Superintendent Michael Thurmond is recommending that his school board again deny a request by a group of parents and educators who want to create a “charter cluster” using existing public schools in and around one of the wealthiest parts of the county.

The school board voted 5-4 to deny an earlier petition by the group, which sought to place Druid Hills High School and six feeder schools under under a private nonprofit organization with its own board of directors. Approval would have put about 5,000 students in the hands of a governing board whose members were not elected by voters in the way a regular school board is.

The proposal was a hot-button issue in the recent school board election, and the outcome for three incumbents — one won; two lost — was consistent with their votes on the petition and sentiments in the areas they represent. One incumbent in north DeKalb who voted against the petition was rejected by voters. Another in south DeKalb who voted the same way was spared. A third, also in south DeKalb, who voted for the cluster, lost the election.

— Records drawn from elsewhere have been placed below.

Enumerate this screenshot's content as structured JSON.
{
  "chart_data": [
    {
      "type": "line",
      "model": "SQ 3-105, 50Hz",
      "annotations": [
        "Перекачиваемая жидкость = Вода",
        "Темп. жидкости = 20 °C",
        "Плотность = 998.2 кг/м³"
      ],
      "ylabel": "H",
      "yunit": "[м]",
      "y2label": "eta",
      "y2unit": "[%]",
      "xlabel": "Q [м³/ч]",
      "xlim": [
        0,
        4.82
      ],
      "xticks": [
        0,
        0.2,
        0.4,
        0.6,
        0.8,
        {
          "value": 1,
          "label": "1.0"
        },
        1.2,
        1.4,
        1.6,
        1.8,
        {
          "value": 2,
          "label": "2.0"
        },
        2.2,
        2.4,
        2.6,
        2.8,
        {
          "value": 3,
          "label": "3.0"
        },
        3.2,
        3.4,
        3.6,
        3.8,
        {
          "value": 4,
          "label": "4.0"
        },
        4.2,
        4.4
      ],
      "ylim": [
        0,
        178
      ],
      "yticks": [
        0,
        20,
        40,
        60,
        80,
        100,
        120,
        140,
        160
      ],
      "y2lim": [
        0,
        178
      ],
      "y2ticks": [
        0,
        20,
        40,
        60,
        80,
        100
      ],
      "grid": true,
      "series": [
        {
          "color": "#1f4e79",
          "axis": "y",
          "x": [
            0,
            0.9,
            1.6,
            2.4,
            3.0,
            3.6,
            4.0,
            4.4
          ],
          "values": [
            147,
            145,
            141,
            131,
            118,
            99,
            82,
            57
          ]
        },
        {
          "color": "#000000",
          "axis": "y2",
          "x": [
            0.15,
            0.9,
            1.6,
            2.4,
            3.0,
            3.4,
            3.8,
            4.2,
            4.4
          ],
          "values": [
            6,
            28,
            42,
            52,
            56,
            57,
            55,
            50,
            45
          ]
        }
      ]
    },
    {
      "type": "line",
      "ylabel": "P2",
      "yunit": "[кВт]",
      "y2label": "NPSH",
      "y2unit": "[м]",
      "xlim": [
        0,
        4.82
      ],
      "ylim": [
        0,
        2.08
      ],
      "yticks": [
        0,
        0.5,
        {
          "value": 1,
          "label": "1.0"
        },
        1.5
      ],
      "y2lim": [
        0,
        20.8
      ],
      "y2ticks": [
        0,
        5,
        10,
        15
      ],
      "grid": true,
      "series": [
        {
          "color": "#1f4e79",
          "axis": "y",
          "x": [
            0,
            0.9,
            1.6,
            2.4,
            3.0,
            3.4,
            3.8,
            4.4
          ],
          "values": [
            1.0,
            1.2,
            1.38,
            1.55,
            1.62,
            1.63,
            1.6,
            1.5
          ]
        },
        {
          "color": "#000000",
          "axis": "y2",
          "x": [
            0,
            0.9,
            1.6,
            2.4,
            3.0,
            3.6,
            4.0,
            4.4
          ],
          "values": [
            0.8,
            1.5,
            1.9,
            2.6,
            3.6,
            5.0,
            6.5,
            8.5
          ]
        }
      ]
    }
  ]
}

The charter cluster concept has been greeted with enthusiasm in north DeKalb, where there is a history of frustration with the management of the district. But it has created suspicion in the county’s south side, where poverty is higher and there is a fear that the wealthier parts of the county want to peel away into such clusters, leaving only the poorest sections under the district administration. Proponents of the Druid Hills cluster note, though, that a majority of their schools have high poverty and other challenges, such as immigrant populations.

Before the school board’s November denial, DeKalb officials determined that a Druid Hills Charter Cluster would drain millions of dollars from district coffers, at the expense of the rest of DeKalb’s roughly 100,000 students, an assertion the petitioners disputed.

A letter from Thurmond to his school board Friday said the new petition was essentially the same as the old one. A review committee “determined that these items lacked substantive modification or edits from the original petition’s responses,” the letter said. It also said the new petition “has not remedied the deficiencies” outlined in a letter from the school board after that first denial vote.

Matt Lewis, the chairman of the charter cluster board, said he hadn’t received a copy of the letter and couldn’t comment on it. However, Lewis disagreed with the review committee’s assessment.

“We believe that our refiled petition responds specifically to each point made” by the district, he said.

It’s unclear what happens next. Georgia law establishes a process for original petitions but is more ambiguous about resubmitted petitions, though it clearly allows for them. The DeKalb school board meets Monday, but as of Friday the charter cluster petition was not on its agenda.